If 16.....gxh6, then White attacks with Qg3+ and threatens to capture the Queen with Ng6+.

17. Qxd4, gxh6
18. Qf4!! ....

Still threatening the Black Queen ....

18. ... Nd5
19. Qxh6!! ...

Black cannot capture the Knight because of the threat Bh7+.

19. ... f6
20. f4!! ....

White maintains the threat.

20. ... Re7
21. Ng6!! ...


21. .... Re8

If 21....Rh7, then White mates with 22. Qf8.

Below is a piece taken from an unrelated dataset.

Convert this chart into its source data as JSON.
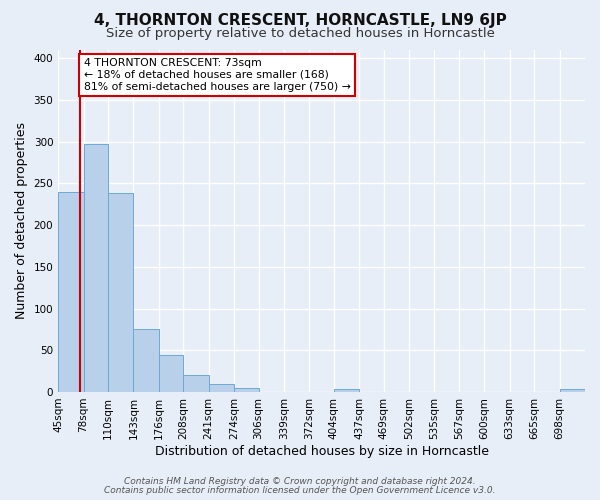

If 21....Rg7, then 22. Qh8+ Kf7, 23. Qf8 mate.

22. Qh8+, Kf7
23. Qh7 mate.



Superb play by Harry Pillsbury !

To view the game in PGN format, you may visit  Pillsbury vs. Winawer.

Saturday, June 10, 2017

Sicilian Defense: Najdorf Variation

VAHAP SANAL vs. HJORVAR STEIN GRETARSON
Chess Olympiad, 2012

1. e4, c5
2. Nf3, d6
3. d4, cxd4
4. Nxd4, Nf6
5. Nc3, a6
6. Bg5, Nbd7
7. Bc4, Qa5
8. Qd2, e6
9. 0-0-0, b5
10. Bb3, Bb7
11. Rhe1, Rc8
12. e5 !! ....

The beginning of White's attack, the objective of which is to create weaknesses along d and e files.  However, Black refuses to take the bait.


















12. .... b4


Black decides to counterplay.

13. exf6, bxc3
14. Qf4, Ne5
15. Nxe6, fxe6
16. Rxe5 !!


















Black resigns.  White threatens mate at f7.  Now, if 16..... Qxe5, then 17. f7+ Kd7, 18.. Qxe5 and Black is lost.

An exciting 16-move game.

Tuesday, October 18, 2016

Bishop's Opening, McDonnell Gambit

ARNOLD DENKER vs. ARTHUR RANDOLPH SHAYNE
Rochester, New York, 1945

1. e4, e5
2. Bc4, Bc5
3. b4, Bxb4

A pawn sacrifice, common in Bishop's Opening, the objective of which is to consolidate White's center.

4. c3, Bc5
5. d4, exd4
6. Nf3, Nf6
7. e5, Ne4
8. 0-0 ....

White could take the d pawn immediately, but he has other things in mind.

8. ... Nxc3
9. Nxc3, dxc3
10. Bg5, Be7
11. Qd5, Rf8
12. Bf6! ...

A subtle move.  This neat Bishop gambit forces White to open the e-file.

12. ... gxf6
13. exf6, Bxf6
14. Rfe1+, Be7
15. Ng5! ...

15. ... c6

Black tries to drive away White's Queen, but Black is unperturbed.

16. Nxf7, cxd5

If 16.... Qc7 then 17. Qh5! with great attacking possibilities.